26 dezembro 2006

Como o Jorge soltou-se da coleira e se perdeu.

“completamente embriagado perdi meu cachorro Jorge,
como vou voltar pra casa se só ele sabe o caminho?” *

A noite pedia bebida, pedia música alta para que não ouvissem seus pensamentos, pedia um descolamento do mundo real. A vida inteira ficara na porta, o ano que passara estava preso entre roletas e seguranças. Vida mesmo era só aquele inconstante de luzes que trazia lembranças às duas amigas. Vida era suor e dança que não seguia o ritmo da música das caixas de som e sim, uns batuques na boca do estômago.
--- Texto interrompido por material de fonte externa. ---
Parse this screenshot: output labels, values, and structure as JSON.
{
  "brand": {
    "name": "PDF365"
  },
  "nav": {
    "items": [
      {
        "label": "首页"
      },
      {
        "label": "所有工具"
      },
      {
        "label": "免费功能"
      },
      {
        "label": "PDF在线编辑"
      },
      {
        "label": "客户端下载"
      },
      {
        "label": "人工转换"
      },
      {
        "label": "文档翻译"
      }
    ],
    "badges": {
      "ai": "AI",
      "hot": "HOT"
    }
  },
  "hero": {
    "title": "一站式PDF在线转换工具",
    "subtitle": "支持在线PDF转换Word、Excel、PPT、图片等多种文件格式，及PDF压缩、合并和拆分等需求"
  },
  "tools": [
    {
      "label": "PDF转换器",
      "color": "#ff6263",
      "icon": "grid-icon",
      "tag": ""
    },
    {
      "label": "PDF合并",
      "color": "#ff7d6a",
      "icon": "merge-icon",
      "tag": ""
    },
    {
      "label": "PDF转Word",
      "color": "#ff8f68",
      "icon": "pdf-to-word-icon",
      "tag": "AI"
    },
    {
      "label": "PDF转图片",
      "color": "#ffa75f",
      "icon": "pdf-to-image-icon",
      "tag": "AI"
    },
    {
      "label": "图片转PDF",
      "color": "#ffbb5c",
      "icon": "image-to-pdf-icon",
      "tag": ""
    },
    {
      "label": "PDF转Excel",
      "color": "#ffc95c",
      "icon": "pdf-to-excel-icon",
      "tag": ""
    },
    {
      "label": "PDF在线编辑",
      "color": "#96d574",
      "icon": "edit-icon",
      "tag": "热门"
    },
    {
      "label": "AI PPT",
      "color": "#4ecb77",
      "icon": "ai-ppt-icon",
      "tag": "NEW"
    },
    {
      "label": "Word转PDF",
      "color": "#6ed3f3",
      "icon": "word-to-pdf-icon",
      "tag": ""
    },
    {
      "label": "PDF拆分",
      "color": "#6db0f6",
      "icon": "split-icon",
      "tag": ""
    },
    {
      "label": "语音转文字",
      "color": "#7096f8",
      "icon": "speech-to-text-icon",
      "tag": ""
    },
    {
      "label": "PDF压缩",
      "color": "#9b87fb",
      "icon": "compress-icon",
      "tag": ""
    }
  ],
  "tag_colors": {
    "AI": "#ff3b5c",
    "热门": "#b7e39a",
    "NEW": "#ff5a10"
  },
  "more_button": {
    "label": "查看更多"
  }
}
Diziam que eram meninas más porque bebem sem parar e sem motivo. Meninas más bebem assim e bebem também para esquecer. Faz parte da malvadeza assumir isso. As doses se repetiram com dedos firmes e rápidos que emborcavam copos no meio do sal e do limão. Companhia para um desafio. As mãos afrouxaram as coleiras. A noite pedia e elas também.

O cabelo se desfaz, o corpo sua, a roupa cola. As músicas, aos poucos, se tornam propriedades particulares. São estrofes da vida delas cantadas em um momento em que a vida estava suspensa lá do lado de fora, sendo severamente avaliada. Para cada dia havia uma estrofe diferente. As mãos cansaram de segurar as coleiras.

As duas saem, sentam-se no meio-fio, suadas, pernas estiradas, sapatos nas mãos. Nenhuma vergonha nisso. Mãos dadas, dia claro. A vida sentou ao lado. Estava tão claro que foram capazes de perceber que, por mais que afastassem pensamentos e tristezas, suas mentes não deixariam que se enganassem. Elas perdem para si mesmas, percebendo o inevitável no raiar do dia. As noites nunca serão sempre assim e os dias seguintes nunca serão dormentes de ressaca.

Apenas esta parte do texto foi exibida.